—VI—

THE MAN IN THE MASK

Again a clock somewhere in the house chimed the hour. And again.

One o'clock.

Two o'clock.

The embers in the fireplace had long since turned to black charred things. Locke raised his head. Two o'clock! He had not been conscious of it when the last little glow had died away. He had turned out the light when Polly had gone—and had sat there staring at the dying fire. He had not put on another log. The fire was dead now—quite dead. He had been staring into a black fireplace—that was as black as the room itself.

Two o'clock!

He stood up, and, going to the windows, flung back the portières. It was still blowing hard; but the moon was beginning to show through the scudding clouds. He brushed his hand heavily across his eyes. It was very still in the house; but the stillness itself seemed a disquiet, untranquil, chaotic thing. Polly! Yes, Polly had filled his thoughts during those two hours—Polly, and Captain Francis Newcombe. But he had not forgotten withal the bizarre appointment he was to keep with Mr. Marlin in the aquarium—at a quarter past two. One would not be likely to forget so extraordinary a thing in any case, no matter what might meanwhile have intervened—even if Mr. Marlin had not been so grotesquely persistent in his reminders. A dozen times that day the old man had plucked significantly at his, Locke's, coat sleeve, or had signalled mysteriously with his finger to his lips; and twice, with a childish titter, the old man had come upon him unexpectedly and had said exactly the same thing on each occasion.

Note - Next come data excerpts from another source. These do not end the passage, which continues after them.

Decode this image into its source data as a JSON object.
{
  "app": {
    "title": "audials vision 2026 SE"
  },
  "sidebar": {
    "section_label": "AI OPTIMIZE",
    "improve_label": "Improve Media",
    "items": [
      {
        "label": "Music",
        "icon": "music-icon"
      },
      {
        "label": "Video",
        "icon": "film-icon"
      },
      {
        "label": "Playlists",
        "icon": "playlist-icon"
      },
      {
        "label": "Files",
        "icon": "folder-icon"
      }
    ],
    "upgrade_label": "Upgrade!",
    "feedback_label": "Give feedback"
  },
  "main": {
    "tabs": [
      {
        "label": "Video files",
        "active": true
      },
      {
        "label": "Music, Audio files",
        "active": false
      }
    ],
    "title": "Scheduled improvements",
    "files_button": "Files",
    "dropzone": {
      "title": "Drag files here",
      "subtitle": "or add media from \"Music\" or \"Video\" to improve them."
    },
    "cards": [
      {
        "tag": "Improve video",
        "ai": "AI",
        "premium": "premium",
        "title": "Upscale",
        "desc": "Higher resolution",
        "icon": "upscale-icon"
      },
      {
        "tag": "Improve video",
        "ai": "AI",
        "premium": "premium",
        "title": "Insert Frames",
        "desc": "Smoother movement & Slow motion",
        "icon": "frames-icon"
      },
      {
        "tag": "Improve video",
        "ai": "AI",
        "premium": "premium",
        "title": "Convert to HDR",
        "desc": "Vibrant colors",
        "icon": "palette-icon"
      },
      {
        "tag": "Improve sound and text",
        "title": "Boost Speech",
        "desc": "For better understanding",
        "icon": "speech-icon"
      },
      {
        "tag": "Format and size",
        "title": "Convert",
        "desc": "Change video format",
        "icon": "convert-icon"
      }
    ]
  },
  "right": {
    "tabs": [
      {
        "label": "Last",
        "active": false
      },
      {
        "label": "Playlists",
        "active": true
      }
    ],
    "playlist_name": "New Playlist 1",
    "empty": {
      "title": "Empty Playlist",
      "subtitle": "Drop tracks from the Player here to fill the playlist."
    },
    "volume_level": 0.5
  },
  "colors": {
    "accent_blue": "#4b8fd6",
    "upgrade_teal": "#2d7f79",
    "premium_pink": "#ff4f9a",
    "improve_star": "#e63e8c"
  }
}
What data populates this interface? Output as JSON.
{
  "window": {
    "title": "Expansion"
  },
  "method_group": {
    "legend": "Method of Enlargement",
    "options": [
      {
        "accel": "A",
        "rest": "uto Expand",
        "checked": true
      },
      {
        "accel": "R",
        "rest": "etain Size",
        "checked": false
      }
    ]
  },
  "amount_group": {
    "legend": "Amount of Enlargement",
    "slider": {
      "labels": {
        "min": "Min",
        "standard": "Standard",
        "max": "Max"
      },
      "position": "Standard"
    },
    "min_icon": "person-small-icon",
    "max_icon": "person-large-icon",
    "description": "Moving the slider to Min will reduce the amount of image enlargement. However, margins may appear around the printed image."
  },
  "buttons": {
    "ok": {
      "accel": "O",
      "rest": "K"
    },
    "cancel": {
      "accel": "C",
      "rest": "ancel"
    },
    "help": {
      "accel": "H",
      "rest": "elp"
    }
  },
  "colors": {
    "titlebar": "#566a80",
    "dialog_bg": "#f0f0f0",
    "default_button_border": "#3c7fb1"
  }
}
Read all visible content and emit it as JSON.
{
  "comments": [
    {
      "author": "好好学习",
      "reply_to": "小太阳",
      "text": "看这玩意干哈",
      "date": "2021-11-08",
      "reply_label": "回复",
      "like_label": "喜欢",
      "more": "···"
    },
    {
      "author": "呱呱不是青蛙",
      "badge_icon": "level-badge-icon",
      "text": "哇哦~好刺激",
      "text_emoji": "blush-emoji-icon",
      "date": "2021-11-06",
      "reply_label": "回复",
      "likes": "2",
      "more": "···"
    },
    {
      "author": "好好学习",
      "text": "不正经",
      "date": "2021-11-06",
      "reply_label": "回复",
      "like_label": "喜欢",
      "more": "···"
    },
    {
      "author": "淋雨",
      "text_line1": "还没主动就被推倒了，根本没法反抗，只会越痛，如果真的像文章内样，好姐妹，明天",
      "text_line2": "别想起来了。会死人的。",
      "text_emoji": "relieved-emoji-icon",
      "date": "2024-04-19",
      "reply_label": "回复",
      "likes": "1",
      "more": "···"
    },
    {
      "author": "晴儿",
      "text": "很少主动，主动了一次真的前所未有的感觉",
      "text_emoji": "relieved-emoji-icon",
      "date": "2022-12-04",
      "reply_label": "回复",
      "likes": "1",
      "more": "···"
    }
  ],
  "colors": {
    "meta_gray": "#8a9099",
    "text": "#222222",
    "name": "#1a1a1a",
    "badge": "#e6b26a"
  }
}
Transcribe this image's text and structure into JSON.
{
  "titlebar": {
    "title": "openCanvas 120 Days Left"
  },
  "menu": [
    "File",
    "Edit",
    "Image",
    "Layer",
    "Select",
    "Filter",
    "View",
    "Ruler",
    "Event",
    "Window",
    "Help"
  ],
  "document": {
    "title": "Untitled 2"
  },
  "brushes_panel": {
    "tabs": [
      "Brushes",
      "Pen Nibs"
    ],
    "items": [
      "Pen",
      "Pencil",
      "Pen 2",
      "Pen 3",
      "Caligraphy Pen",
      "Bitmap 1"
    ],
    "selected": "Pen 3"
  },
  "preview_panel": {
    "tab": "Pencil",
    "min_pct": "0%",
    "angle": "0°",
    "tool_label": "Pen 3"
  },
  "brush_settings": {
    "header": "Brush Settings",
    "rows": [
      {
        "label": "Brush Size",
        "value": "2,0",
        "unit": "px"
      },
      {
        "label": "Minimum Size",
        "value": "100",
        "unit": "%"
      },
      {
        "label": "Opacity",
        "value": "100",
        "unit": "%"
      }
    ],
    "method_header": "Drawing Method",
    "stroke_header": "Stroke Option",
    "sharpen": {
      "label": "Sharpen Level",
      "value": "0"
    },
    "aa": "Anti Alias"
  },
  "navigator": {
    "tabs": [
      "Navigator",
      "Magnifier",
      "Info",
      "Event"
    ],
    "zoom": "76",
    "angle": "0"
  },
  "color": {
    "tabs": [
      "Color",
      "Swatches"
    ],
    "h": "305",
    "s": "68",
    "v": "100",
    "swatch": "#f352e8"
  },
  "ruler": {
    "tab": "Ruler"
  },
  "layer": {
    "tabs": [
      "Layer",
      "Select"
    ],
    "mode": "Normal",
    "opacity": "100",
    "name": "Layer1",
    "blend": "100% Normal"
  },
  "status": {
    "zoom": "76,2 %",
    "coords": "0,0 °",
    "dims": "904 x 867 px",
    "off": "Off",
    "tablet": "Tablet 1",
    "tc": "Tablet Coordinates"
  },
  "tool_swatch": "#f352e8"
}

"Tee-hee, tee-hee!" the old man had tittered. "It is all right for to-night, my boy—you will see—you will see. And they thought I was a fool. Do not say a word. Keep quiet—keep quiet—you will see."

What would he see? What would he learn? Much—or little? Would it be only the babble of a sick brain? Queer, strange, almost impossible conditions in this house! Where would they climax—and how? Whose hand held the trumps?